Gordon Research Conference: Spin Transport and Dynamics in New Geometries, Materials and Nanostructures
In recent years the fields of spintronics has greatly expanded towards new materials, new functionalities, and new device concepts. In the new materials front, antiferromagnetic metallic and insulating systems have been shown to be effective transport media of spins, allowing for very high frequency applications and efficient electric control of the magnetic order parameter. There has also been a tremendous progress in the realization of magnetism in two dimensional materials, where new functionalities, such as spin valves, have been also demonstrated recently. Due to their spin-valley coupling these material systems also connect spins with photons. In addition, new forms of spin-orbit coupling have been discovered in magnetic and non-magnetic systems, connecting new materials with topological insulator and Weyl materials that promise new functionalities based on the control of these type of high-energy-like quasiparticles. A remaining materials frontier in spintronics is organic systems, which seems to be very different from solid state spintronics, exhibiting new chiral phenomena which remains to be fully understood. Finally, as an emergent new device concept, the conference will cover the area of neuromorphic computing in spintronics, where Skyrmions, and other spin systems, are being touted as future platforms for such type of brain-inspired devices.

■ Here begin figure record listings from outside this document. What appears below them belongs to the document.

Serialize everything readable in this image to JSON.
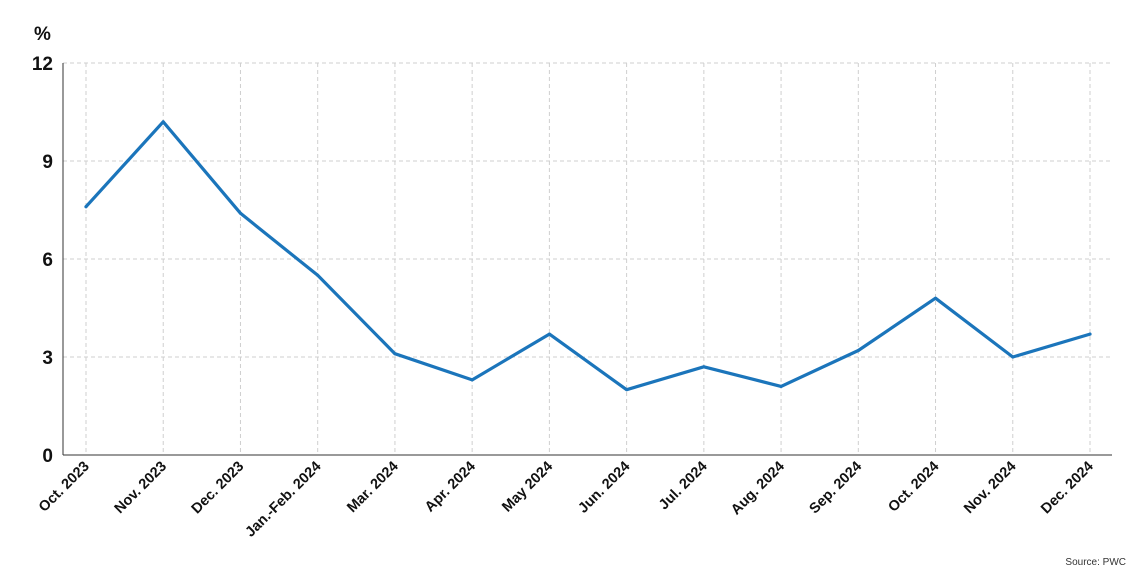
{
  "chart_data": {
    "type": "line",
    "title": "",
    "xlabel": "",
    "ylabel": "%",
    "ylim": [
      0,
      12
    ],
    "yticks": [
      0,
      3,
      6,
      9,
      12
    ],
    "grid": true,
    "legend": "none",
    "categories": [
      "Oct. 2023",
      "Nov. 2023",
      "Dec. 2023",
      "Jan.-Feb. 2024",
      "Mar. 2024",
      "Apr. 2024",
      "May 2024",
      "Jun. 2024",
      "Jul. 2024",
      "Aug. 2024",
      "Sep. 2024",
      "Oct. 2024",
      "Nov. 2024",
      "Dec. 2024"
    ],
    "series": [
      {
        "values": [
          7.6,
          10.2,
          7.4,
          5.5,
          3.1,
          2.3,
          3.7,
          2.0,
          2.7,
          2.1,
          3.2,
          4.8,
          3.0,
          3.7
        ],
        "color": "#1b75bb"
      }
    ],
    "source": "Source: PWC"
  }
}
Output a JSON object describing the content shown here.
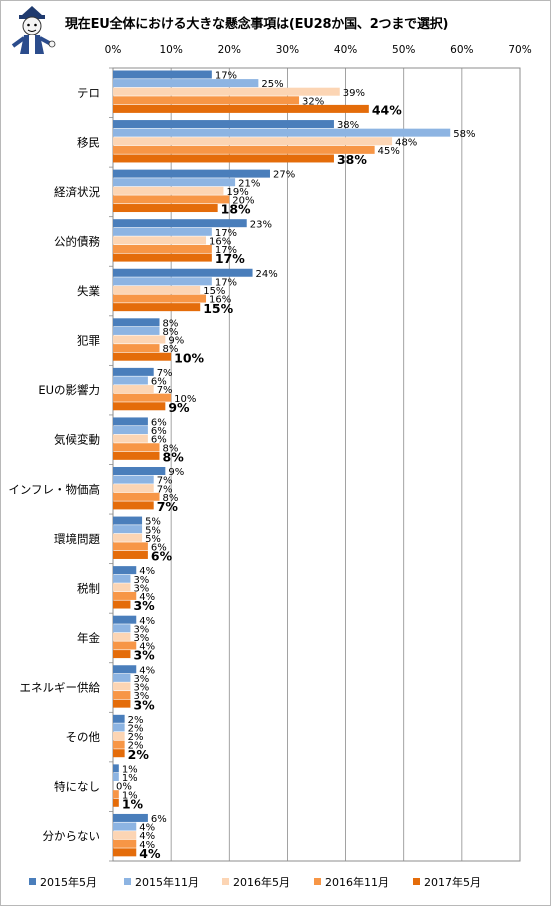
{
  "chart_data": {
    "type": "bar",
    "orientation": "horizontal",
    "title": "現在EU全体における大きな懸念事項は(EU28か国、2つまで選択)",
    "xlim": [
      0,
      70
    ],
    "x_ticks": [
      "0%",
      "10%",
      "20%",
      "30%",
      "40%",
      "50%",
      "60%",
      "70%"
    ],
    "grid": true,
    "legend_position": "bottom",
    "unit": "%",
    "categories": [
      "テロ",
      "移民",
      "経済状況",
      "公的債務",
      "失業",
      "犯罪",
      "EUの影響力",
      "気候変動",
      "インフレ・物価高",
      "環境問題",
      "税制",
      "年金",
      "エネルギー供給",
      "その他",
      "特になし",
      "分からない"
    ],
    "series": [
      {
        "name": "2015年5月",
        "color": "#4a7ebb",
        "values": [
          17,
          38,
          27,
          23,
          24,
          8,
          7,
          6,
          9,
          5,
          4,
          4,
          4,
          2,
          1,
          6
        ]
      },
      {
        "name": "2015年11月",
        "color": "#8db4e2",
        "values": [
          25,
          58,
          21,
          17,
          17,
          8,
          6,
          6,
          7,
          5,
          3,
          3,
          3,
          2,
          1,
          4
        ]
      },
      {
        "name": "2016年5月",
        "color": "#fcd5b4",
        "values": [
          39,
          48,
          19,
          16,
          15,
          9,
          7,
          6,
          7,
          5,
          3,
          3,
          3,
          2,
          0,
          4
        ]
      },
      {
        "name": "2016年11月",
        "color": "#f79646",
        "values": [
          32,
          45,
          20,
          17,
          16,
          8,
          10,
          8,
          8,
          6,
          4,
          4,
          3,
          2,
          1,
          4
        ]
      },
      {
        "name": "2017年5月",
        "color": "#e46c0a",
        "values": [
          44,
          38,
          18,
          17,
          15,
          10,
          9,
          8,
          7,
          6,
          3,
          3,
          3,
          2,
          1,
          4
        ]
      }
    ]
  }
}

Ultrafast Spintronics: from Fundamentals to Technology
The 21st century digital economy and technology is presently facing fundamental scaling limits (heating and the superparamagnetic limit) as well as societal challenges: the move to mobile devices and the increasing demand of cloud storage leads to an enormous increase in energy consumption of our ICT infrastructure. These developments require new strategies and paradigm shifts, such as spin-based technologies and the introduction of photonic processors. Currently, photons are used for information transport, electrons for processing and spins for storage. Future developments will require integration of these separate technologies. Spintronic or spin-based memory such as Spin-torque transfer magnetic Random Access Memory (STT-RAM) is one concept that may revolutionize memory technology. The ability to control spins and macroscopic magnetic ordering by means of femtosecond laser pulses provides an alternative and energy efficient approach to magnetic recording. But this will only provide a novel and energy efficient alternative to current data storage if spintronics can be integrated with photonics. Such integration may also allow faster spin logic. Antiferromagnetic materials may provide another alternative for fast spintronics, but there are still many challenges. In this workshop we want to discuss recent developments in this exciting field as well as the challenges that lay ahead.